The headquarters for Verizon Communications Inc. is shown in midtown Manhattan on Saturday, April 9, 2005, in New York (AP Photo/Mark Lennihan). Inset: Robert Michael Glauner (Raleigh Police Department).
A North Carolina woman is suing Verizon Wireless after she says the phone company gave her cellphone number and home address to Robert Glauner, a man she alleges was stalking her and then, one day, showed up at her home with a razor blade and rope in tow.
According to the civil complaint filed in a federal court in North Carolina, the plaintiff, who identifies herself in records only as “M.D.,” says she met Glauner online in August 2023. She did not give him her real name but used an alias. Court records show the two met on xhamster.com, an adult video website and she gave Glauner her cellphone number.
They spoke “for a brief period of time” she alleged, but when she “grew uncomfortable with Glauner,” she ended their chats.
M.D. blocked him across her devices but that didn’t stop him from contacting her, according to the complaint.
She alleges Glauner used different numbers to reach her and when she informed police about the harassment, they told her to change her number and she did. Her attorney, Amanda Dure, told North Carolina NBC affiliate WRAL there were just “10 days of peace” for her client from that point onward.
According to the civil complaint, Glauner, who is a resident of New Mexico, drove to North Carolina to harass her. She claims after she blocked Glauner, he was able to locate her by posing as a detective for a local police department when he contacted Verizon’s Security Assistance Team.
Claiming he was Cary Police Department Detective “Steven Cooper,” assigned to the department’s homicide division, M.D. alleges Glauner mocked up a fake search warrant for Verizon and told them he needed her phone data as soon as possible.
He allegedly told the phone company that M.D. was “a female person who was seen at the scene of the homicide.”
But this was “completely fabricated,” M.D. says.
Not only did Glauner create the fake warrant and pose as a detective, but M.D. accused him of falsely signing off on it as a judge from Wake County, Gale Adams.
“In reality, Judge Gale M. Adams is a Superior Court Judge in Cumberland County, North Carolina. On October 18, 2023, Judge Adams was shown the document, and indicated that the signature displayed was not hers and she did not sign it,” the civil complaint states.
The woman claims Verizon gave Glauner her number, phone records, home address, and phone logs — which included her family’s contact information and their numbers. All of this happened within nine days of Verizon allegedly receiving the first bogus warrant and request.
Glauner demanded more from Verizon, she says.
He is accused of asking for incoming and outgoing calls, text messages — even GPS coordinates — as well as any pictures the woman received.
To get those records though, Glauner had to up the ante: M.D. claims Glauner told the phone company she was “wanted for homicide and was going to flee the U.S. jurisdiction to Puerto Rico.”

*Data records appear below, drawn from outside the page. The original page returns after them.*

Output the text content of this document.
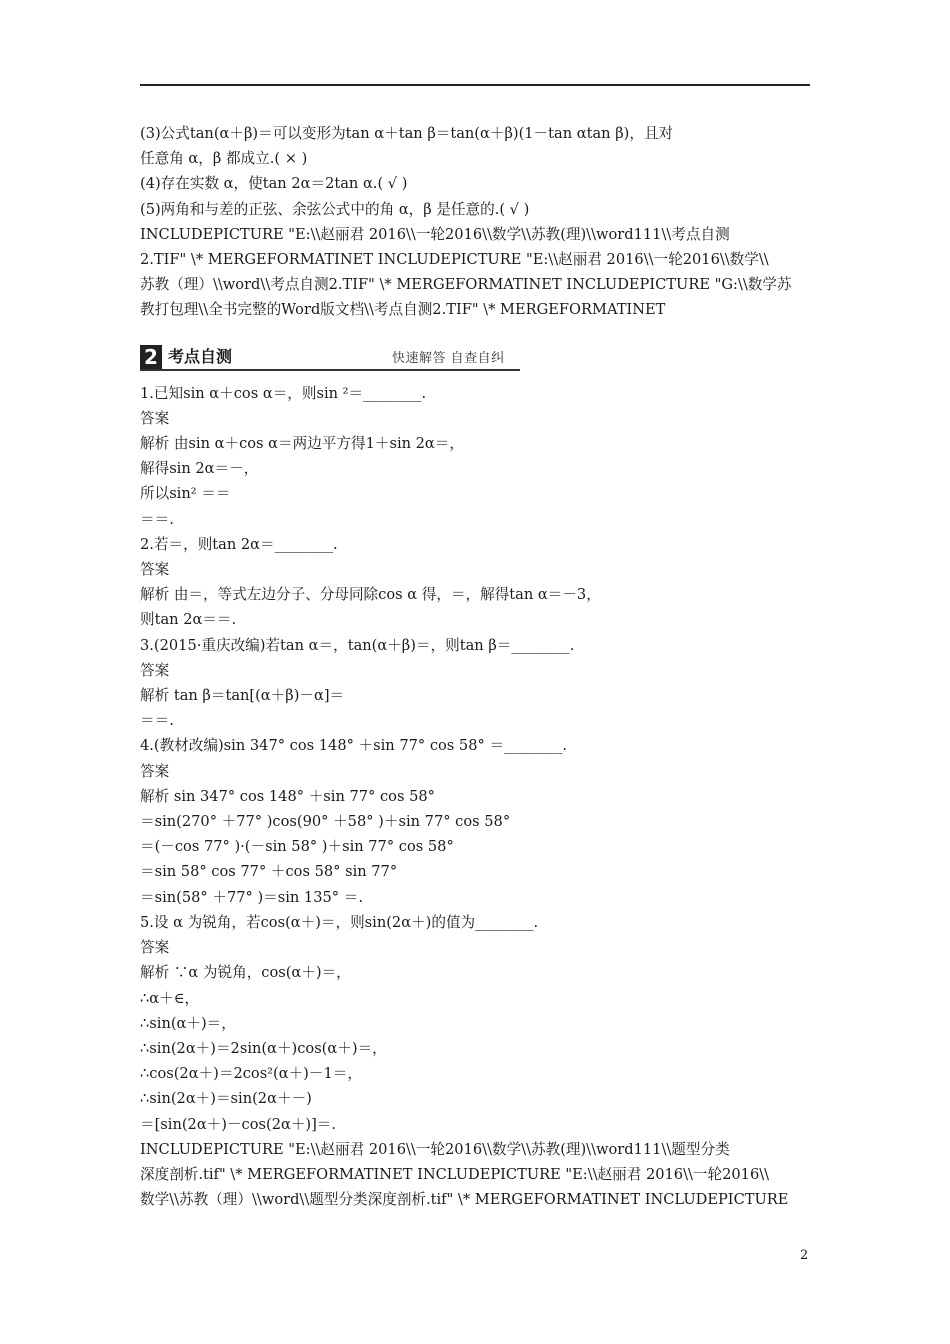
(3)公式tan(α＋β)＝可以变形为tan α＋tan β＝tan(α＋β)(1－tan αtan β)，且对
任意角 α，β 都成立.( × )
(4)存在实数 α，使tan 2α＝2tan α.( √ )
(5)两角和与差的正弦、余弦公式中的角 α，β 是任意的.( √ )
INCLUDEPICTURE "E:\\赵丽君 2016\\一轮2016\\数学\\苏教(理)\\word111\\考点自测
2.TIF" \* MERGEFORMATINET INCLUDEPICTURE "E:\\赵丽君 2016\\一轮2016\\数学\\
苏教（理）\\word\\考点自测2.TIF" \* MERGEFORMATINET INCLUDEPICTURE "G:\\数学苏
教打包理\\全书完整的Word版文档\\考点自测2.TIF" \* MERGEFORMATINET
2 考点自测	快速解答 自查自纠
1.已知sin α＋cos α＝，则sin ²＝________.
答案
解析 由sin α＋cos α＝两边平方得1＋sin 2α＝，
解得sin 2α＝－，
所以sin² ＝＝
＝＝.
2.若＝，则tan 2α＝________.
答案
解析 由＝，等式左边分子、分母同除cos α 得，＝，解得tan α＝－3，
则tan 2α＝＝.
3.(2015·重庆改编)若tan α＝，tan(α＋β)＝，则tan β＝________.
答案
解析 tan β＝tan[(α＋β)－α]＝
＝＝.
4.(教材改编)sin 347° cos 148° ＋sin 77° cos 58° ＝________.
答案
解析 sin 347° cos 148° ＋sin 77° cos 58°
＝sin(270° ＋77° )cos(90° ＋58° )＋sin 77° cos 58°
＝(－cos 77° )·(－sin 58° )＋sin 77° cos 58°
＝sin 58° cos 77° ＋cos 58° sin 77°
＝sin(58° ＋77° )＝sin 135° ＝.
5.设 α 为锐角，若cos(α＋)＝，则sin(2α＋)的值为________.
答案
解析 ∵α 为锐角，cos(α＋)＝，
∴α＋∈，
∴sin(α＋)＝，
∴sin(2α＋)＝2sin(α＋)cos(α＋)＝，
∴cos(2α＋)＝2cos²(α＋)－1＝，
∴sin(2α＋)＝sin(2α＋－)
＝[sin(2α＋)－cos(2α＋)]＝.
INCLUDEPICTURE "E:\\赵丽君 2016\\一轮2016\\数学\\苏教(理)\\word111\\题型分类
深度剖析.tif" \* MERGEFORMATINET INCLUDEPICTURE "E:\\赵丽君 2016\\一轮2016\\
数学\\苏教（理）\\word\\题型分类深度剖析.tif" \* MERGEFORMATINET INCLUDEPICTURE
2
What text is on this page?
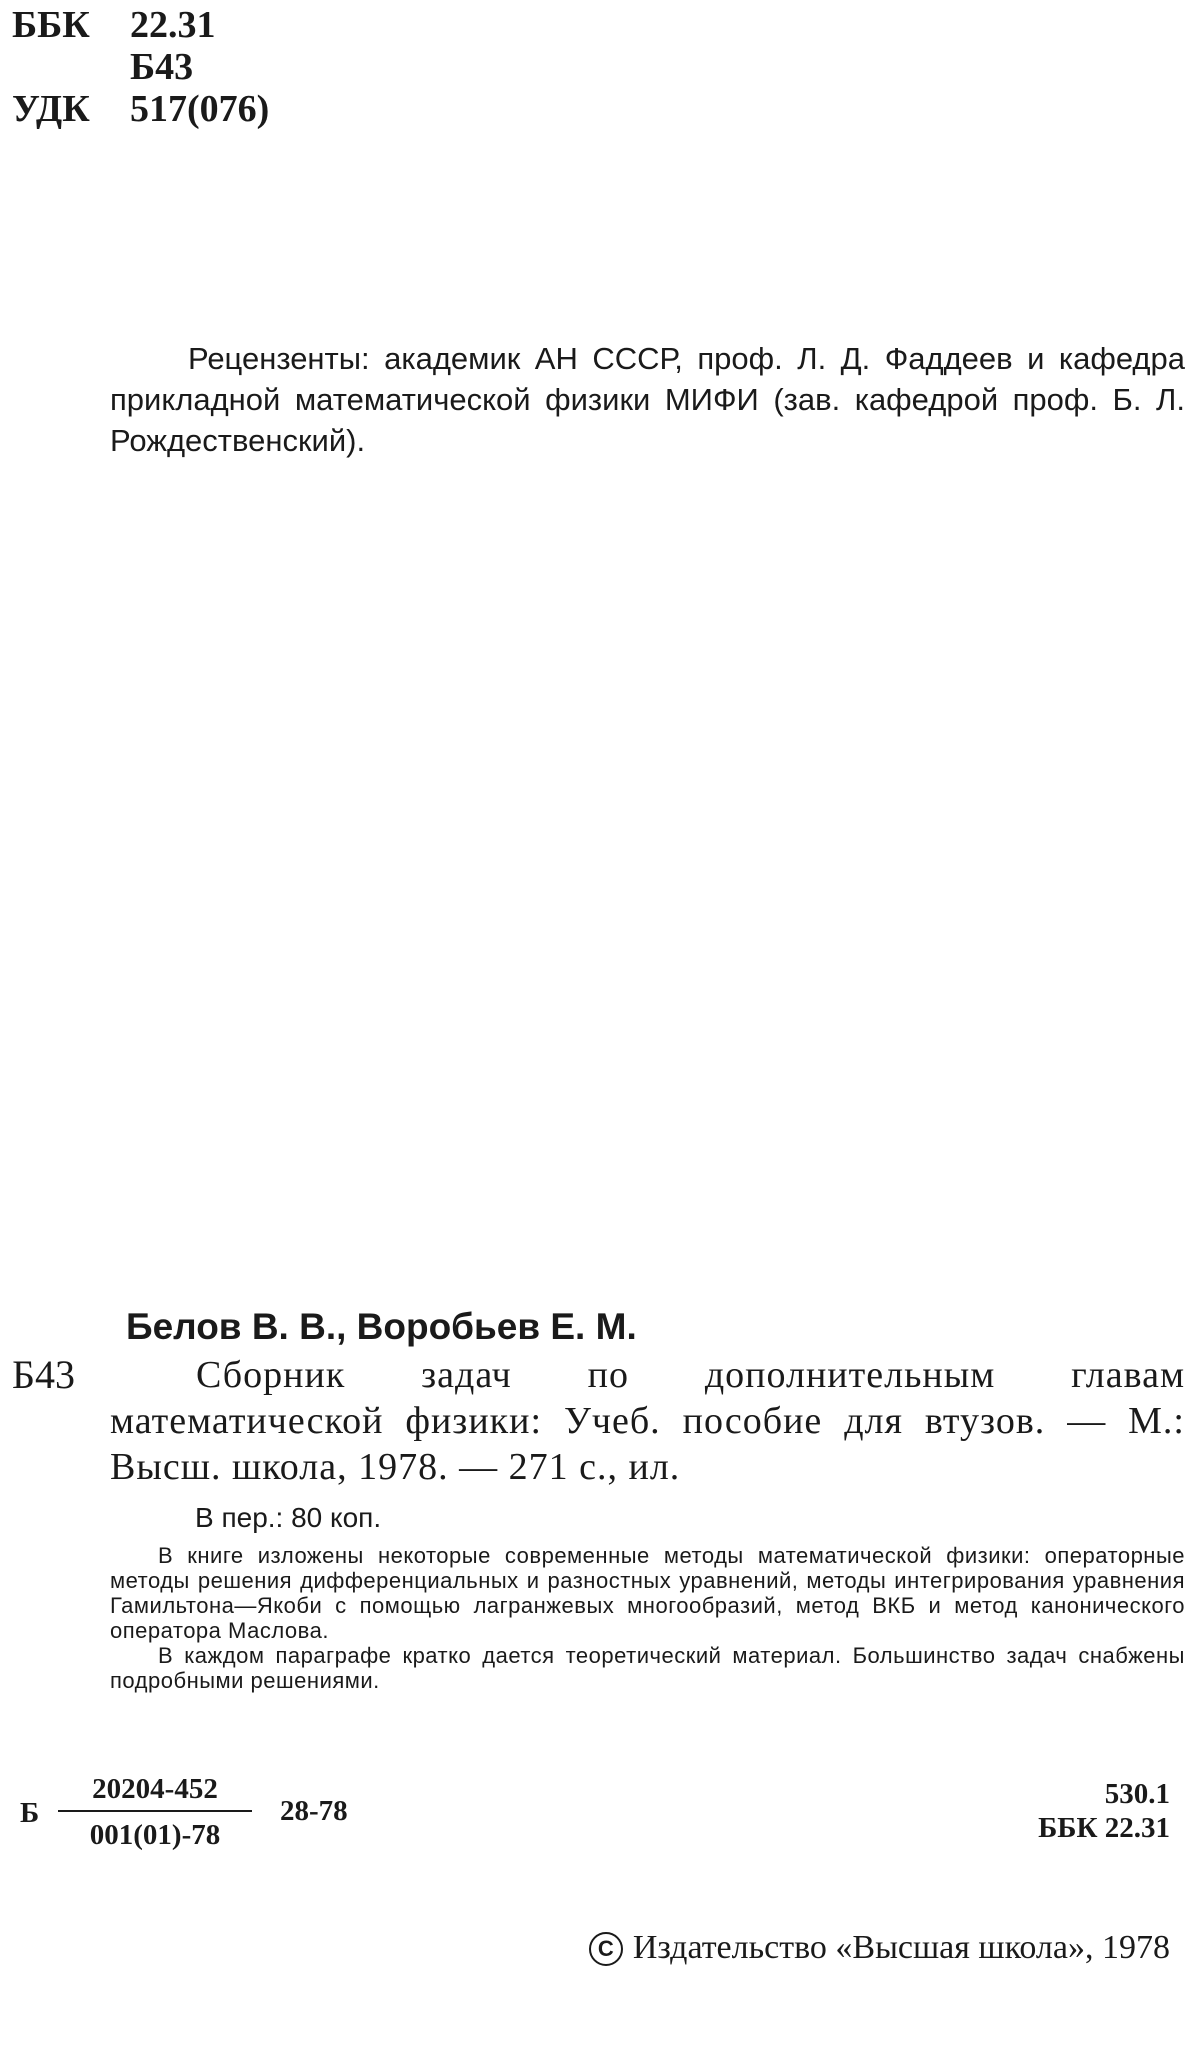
ББК 22.31
Б43
УДК 517(076)
Рецензенты: академик АН СССР, проф. Л. Д. Фаддеев и кафедра прикладной математической физики МИФИ (зав. кафедрой проф. Б. Л. Рождественский).
Белов В. В., Воробьев Е. М.
Б43	Сборник задач по дополнительным главам математической физики: Учеб. пособие для втузов. — М.: Высш. школа, 1978. — 271 с., ил.
В пер.: 80 коп.

В книге изложены некоторые современные методы математической физики: операторные методы решения дифференциальных и разностных уравнений, методы интегрирования уравнения Гамильтона—Якоби с помощью лагранжевых многообразий, метод ВКБ и метод канонического оператора Маслова.

В каждом параграфе кратко дается теоретический материал. Большинство задач снабжены подробными решениями.

Б $\frac{20204-452}{001(01)-78} 28-78$
530.1
ББК 22.31
C Издательство «Высшая школа», 1978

The emails, M.D. noted, were sent to Verizon from an unofficial personal Proton Mail account Glauner had set up.
What followed were even more days of harassment over the phone or by text and at one point, the woman said even her mother began to receive threatening calls from the New Mexico man.
He told M.D.’s mother that he would “keep calling you, her friends, her job… I’m not going to stop until she messages me,” the complaint states.
Glauner allegedly said that if M.D. kept “avoiding” him “things are not gonna get any better for [M.D.]” and started texting her friends and family lurid messages including vows to “come and climb into her bedroom window and then tie her up and rape her.”
He allegedly told the woman’s family that M.D. wanted to be owned by him and not long after, the woman’s attorney says Glauner even went as far as to call the police and insist they conduct a welfare check on her at home.
Glauner was on his way to M.D., driving from New Mexico to North Carolina, when he is accused of sending her unhinged and terrifying messages like how he would “pick me up a f—— rifle” at Walmart and then “come to your house.”
Once he got to Raleigh, M.D. alleges Glauner threatened to kill her.
“If I can’t have you, no one can you want to treat me like this well f— you,” he allegedly wrote in November 2023.
M.D. called police after this and they agreed to surveil her property. When Glauner showed up, he parked a block away, got out of his car and then “began to make his way to M.D.’s house, hiding in a neighbor’s yard in a darkened area,” the complaint states.
He was stopped before he could go any further.
Police found a razor blade on him, according to M.D. and inside his car there were “two new bundles of rope, a glass meth pipe and eight grams of methamphetamine.”
M.D. is suing Verizon in civil court for violation of the Stored Communication Act, intentional reckless infliction of emotional distress and negligence. She is seeking at least $75,000 in damages and a trial by jury.
She also named Glauner in the civil complaint alleging assault.
Court records reviewed by Law&Crime show Glauner was charged in federal court in North Carolina in January on counts of stalking and feloniously traveling with an intent to kill, injure or harass.
A minute order on the docket in North Carolina shows he will appear in court next on Oct. 5.
WRAL reported that Glauner has previous stalking charges based in California.